From KPMG’s September Tariff Pulse Survey that captured perspectives from 300 U.S.-based C-suite and business leaders representing organizations with an annual revenue of $1 billion or more.
•To end on a positive note, let’s look at something Porsche’s engineers have come up with. It’s a typical example of a significant innovation that would probably fail to excite people who are not involved in manufacturing.
The problem: Lightweight construction is becoming increasingly important in car manufacturing because safety technology, electronics, and increasing demands of comfort tend to increase the weight of vehicles. Carbon fibre is the answer for ‘trophy components’ in high-end models, but in many cases polypropylene used in the interior to reduce weight. It is comparatively inexpensive, easy to process, and can also be recycled relatively well. But it also has disadvantages: “Rigidity and heat resistance do not count among the positive properties of polypropylene,” explains Michael Johann, Porsche’s Specialist Project Manager for Body System Development. “Glass fibre is typically added to improve it.” This glass-fibre-reinforced plastic is called PP-GFx. Many components of Porsche vehicles are made of it.
The solution: In search of a better option, Porsche’s engineers came up with the idea of adding a small amount of carbon fibre tape embedded in a thin polypropylene film to achieve significant improvements in the structural rigidity of polypropylene-based components, as shown here for the luggage compartment of Porsche’s Taycan model:

The result: a 66 percent higher compressive force was required to achieve the same maximum permissible deflection—and the luggage tray was, at the same time, 15 percent lighter than the series-production luggage tray made from just PP-GFx.

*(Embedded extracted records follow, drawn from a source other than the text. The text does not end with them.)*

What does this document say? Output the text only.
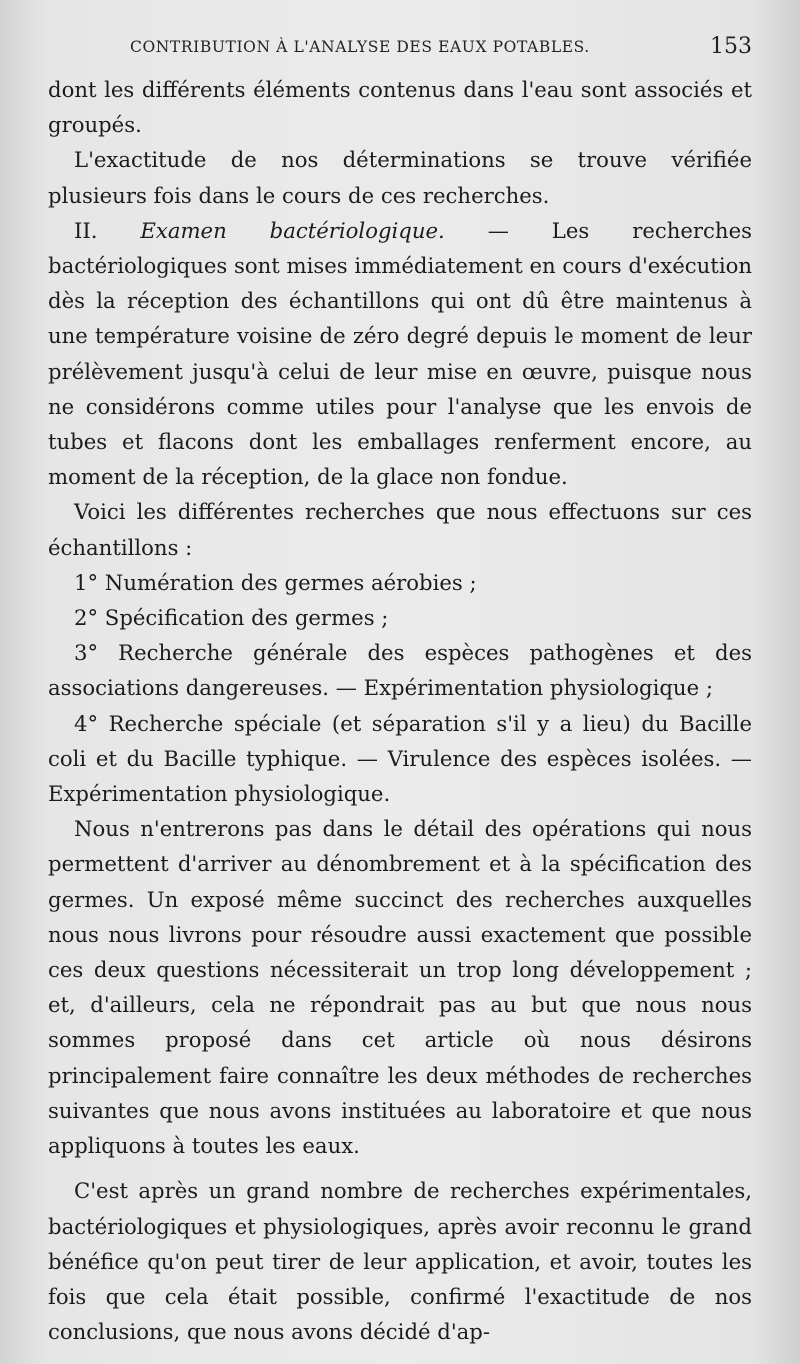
CONTRIBUTION À L'ANALYSE DES EAUX POTABLES.	153

dont les différents éléments contenus dans l'eau sont associés et groupés.

L'exactitude de nos déterminations se trouve vérifiée plusieurs fois dans le cours de ces recherches.

II. Examen bactériologique. — Les recherches bactériologiques sont mises immédiatement en cours d'exécution dès la réception des échantillons qui ont dû être maintenus à une température voisine de zéro degré depuis le moment de leur prélèvement jusqu'à celui de leur mise en œuvre, puisque nous ne considérons comme utiles pour l'analyse que les envois de tubes et flacons dont les emballages renferment encore, au moment de la réception, de la glace non fondue.

Voici les différentes recherches que nous effectuons sur ces échantillons :

1° Numération des germes aérobies ;

2° Spécification des germes ;

3° Recherche générale des espèces pathogènes et des associations dangereuses. — Expérimentation physiologique ;

4° Recherche spéciale (et séparation s'il y a lieu) du Bacille coli et du Bacille typhique. — Virulence des espèces isolées. — Expérimentation physiologique.

Nous n'entrerons pas dans le détail des opérations qui nous permettent d'arriver au dénombrement et à la spécification des germes. Un exposé même succinct des recherches auxquelles nous nous livrons pour résoudre aussi exactement que possible ces deux questions nécessiterait un trop long développement ; et, d'ailleurs, cela ne répondrait pas au but que nous nous sommes proposé dans cet article où nous désirons principalement faire connaître les deux méthodes de recherches suivantes que nous avons instituées au laboratoire et que nous appliquons à toutes les eaux.

C'est après un grand nombre de recherches expérimentales, bactériologiques et physiologiques, après avoir reconnu le grand bénéfice qu'on peut tirer de leur application, et avoir, toutes les fois que cela était possible, confirmé l'exactitude de nos conclusions, que nous avons décidé d'ap-
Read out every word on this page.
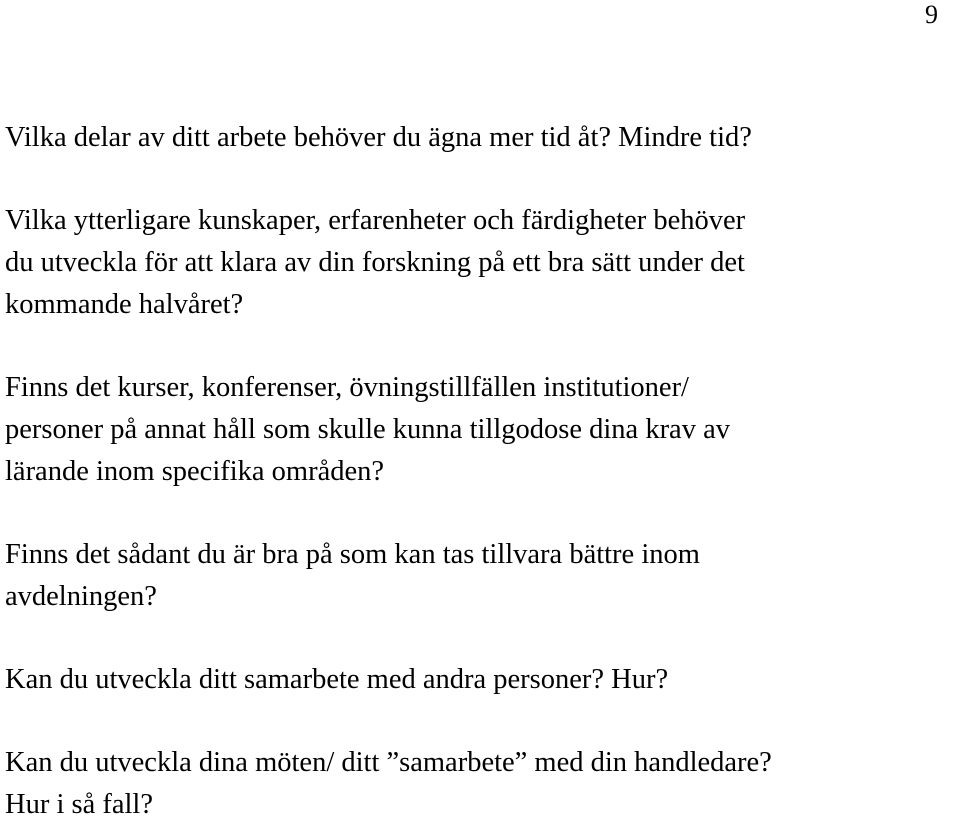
9

Vilka delar av ditt arbete behöver du ägna mer tid åt? Mindre tid?

Vilka ytterligare kunskaper, erfarenheter och färdigheter behöver
du utveckla för att klara av din forskning på ett bra sätt under det
kommande halvåret?

Finns det kurser, konferenser, övningstillfällen institutioner/
personer på annat håll som skulle kunna tillgodose dina krav av
lärande inom specifika områden?

Finns det sådant du är bra på som kan tas tillvara bättre inom
avdelningen?

Kan du utveckla ditt samarbete med andra personer? Hur?

Kan du utveckla dina möten/ ditt ”samarbete” med din handledare?
Hur i så fall?
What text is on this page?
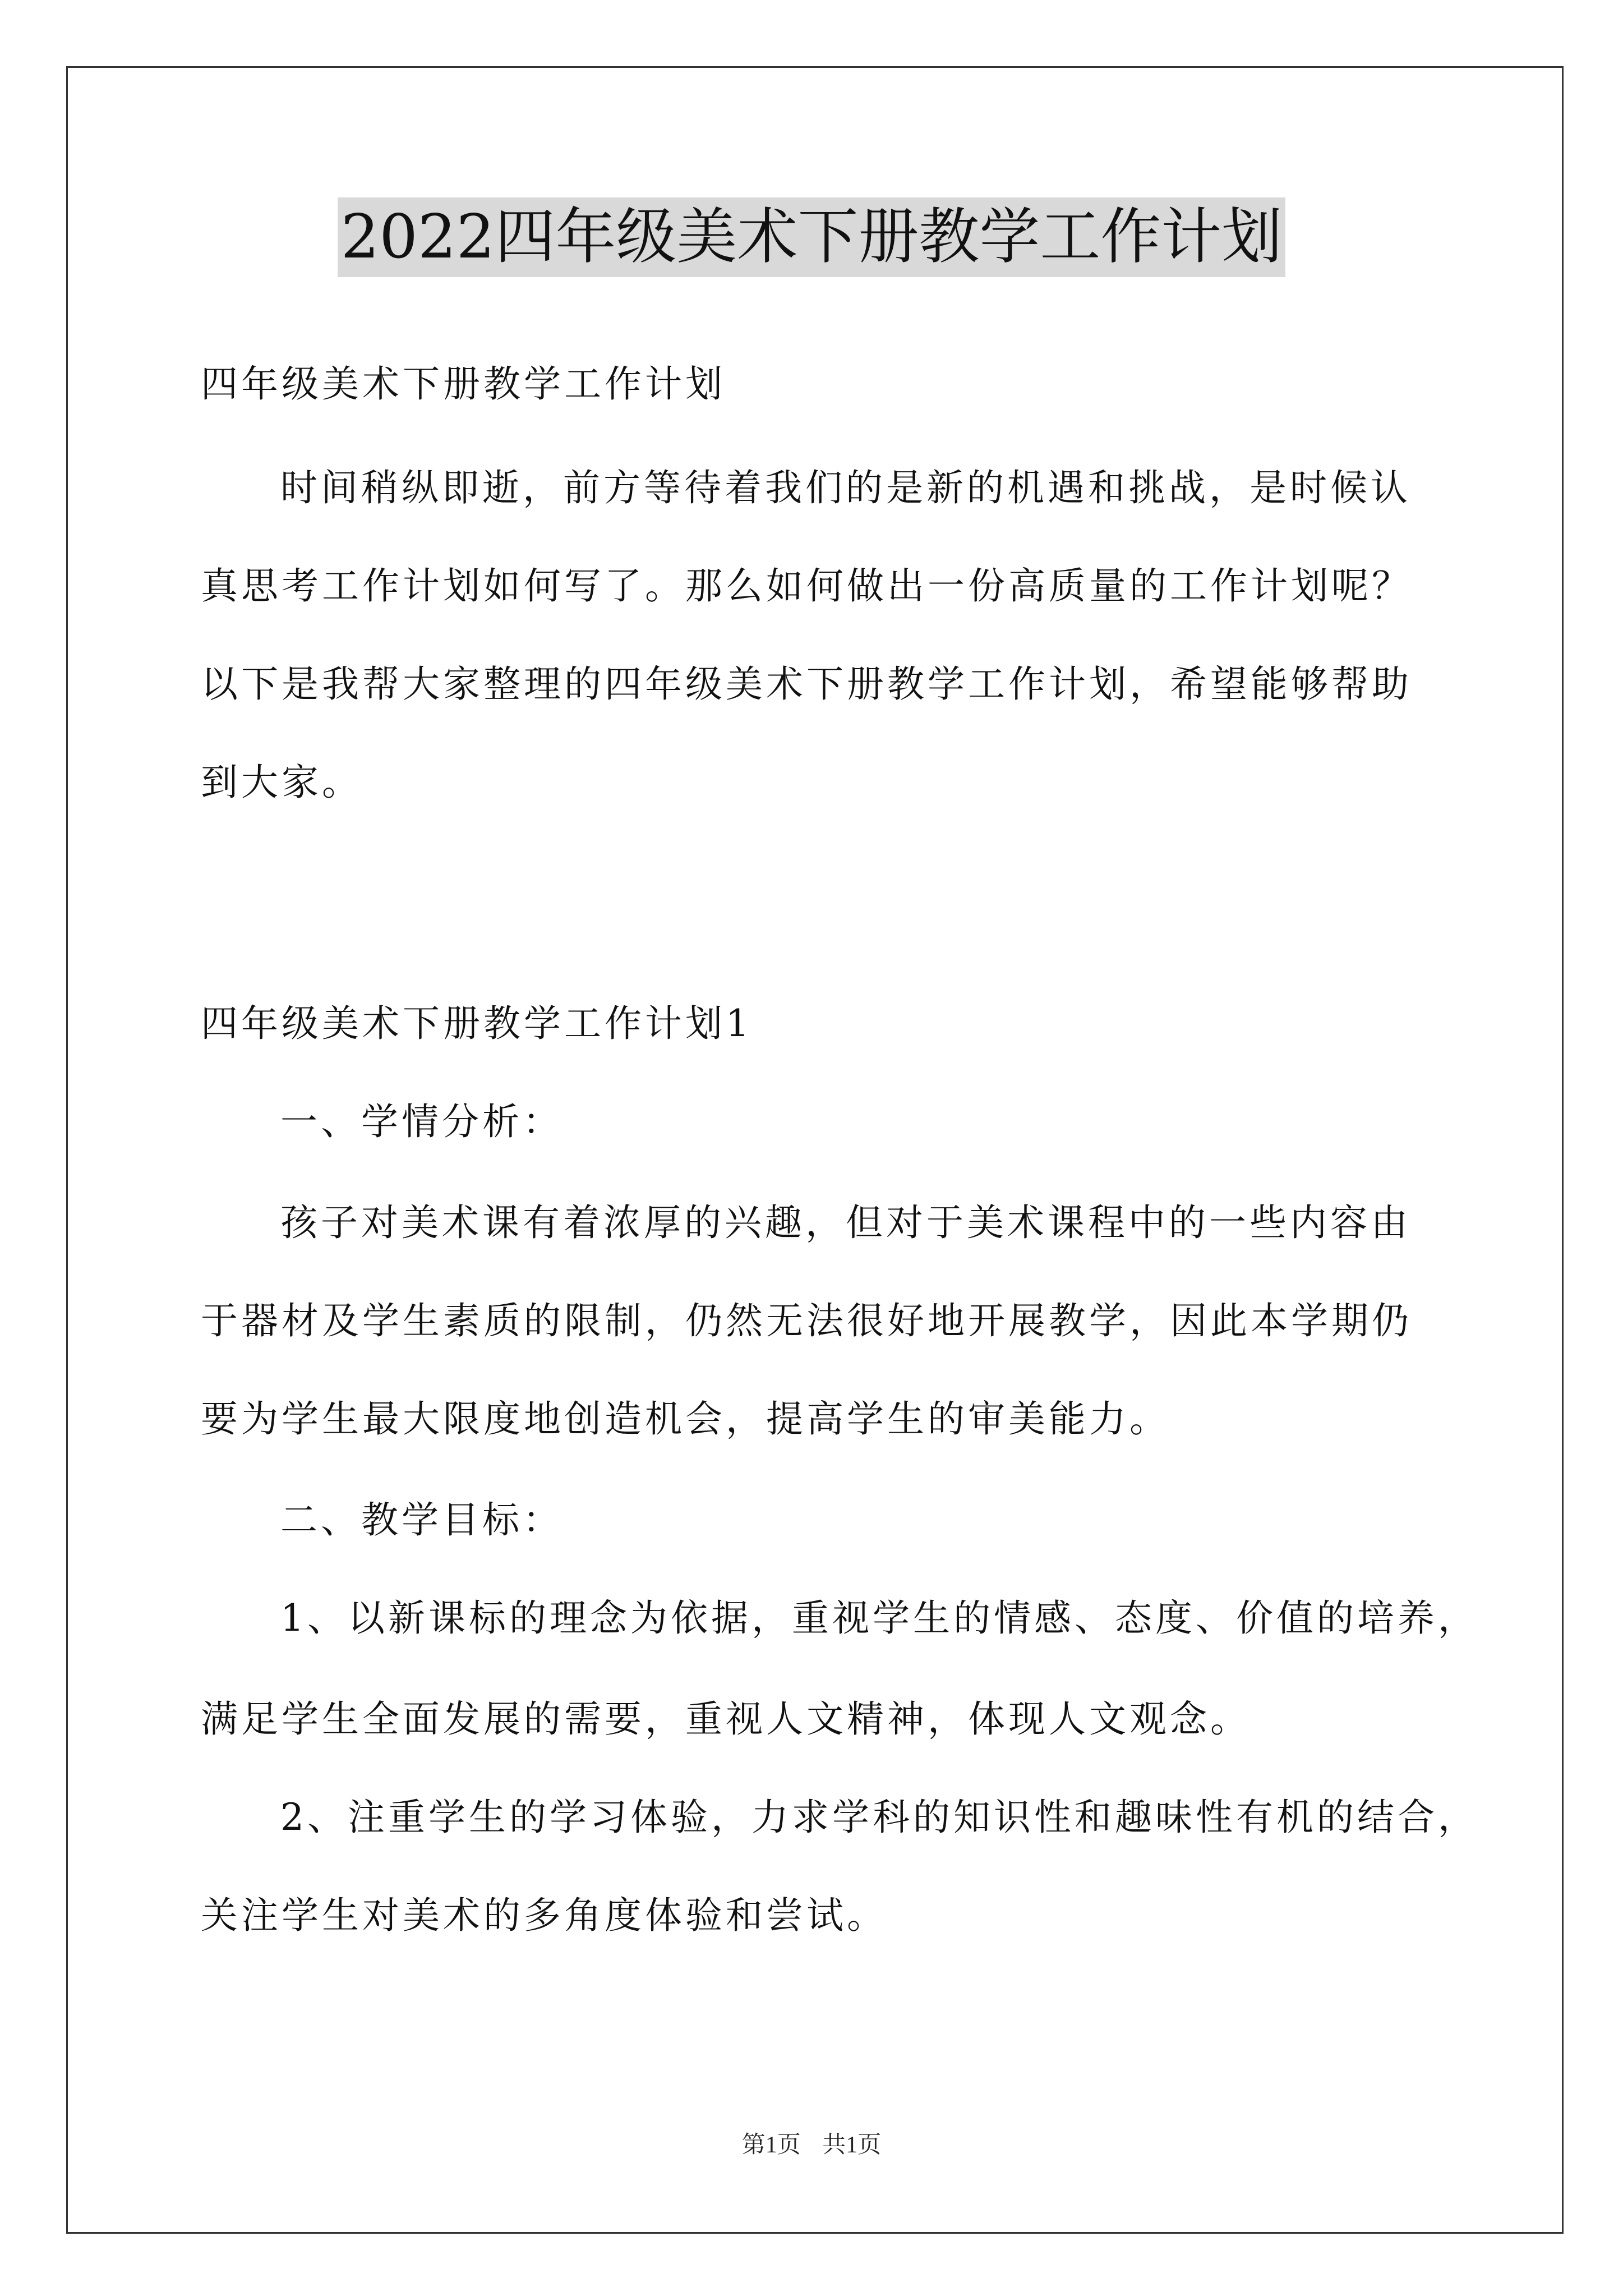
2022四年级美术下册教学工作计划
四年级美术下册教学工作计划
时间稍纵即逝，前方等待着我们的是新的机遇和挑战，是时候认
真思考工作计划如何写了。那么如何做出一份高质量的工作计划呢？
以下是我帮大家整理的四年级美术下册教学工作计划，希望能够帮助
到大家。
四年级美术下册教学工作计划1
一、学情分析：
孩子对美术课有着浓厚的兴趣，但对于美术课程中的一些内容由
于器材及学生素质的限制，仍然无法很好地开展教学，因此本学期仍
要为学生最大限度地创造机会，提高学生的审美能力。
二、教学目标：
1、以新课标的理念为依据，重视学生的情感、态度、价值的培养，
满足学生全面发展的需要，重视人文精神，体现人文观念。
2、注重学生的学习体验，力求学科的知识性和趣味性有机的结合，
关注学生对美术的多角度体验和尝试。
第1页 共1页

Not only that, the new technology can be implemented without major changes in manufacturing technology:

Porsche’s experts managed to develop a production process using conventional automated injection moulding machines. “The tapes are inserted into the forming tools by means of a handling device and attached to either the top or the bottom of the component using vacuum channels,” explains Mr. Johann. “In principle, new machines or processes are not required, which is extremely advantageous for production costs.”
Porsche is using this technology in their cars, but the double of weight reduction and increasing structural strength without a major increase in cost will have potential applications beyond the automotive industry.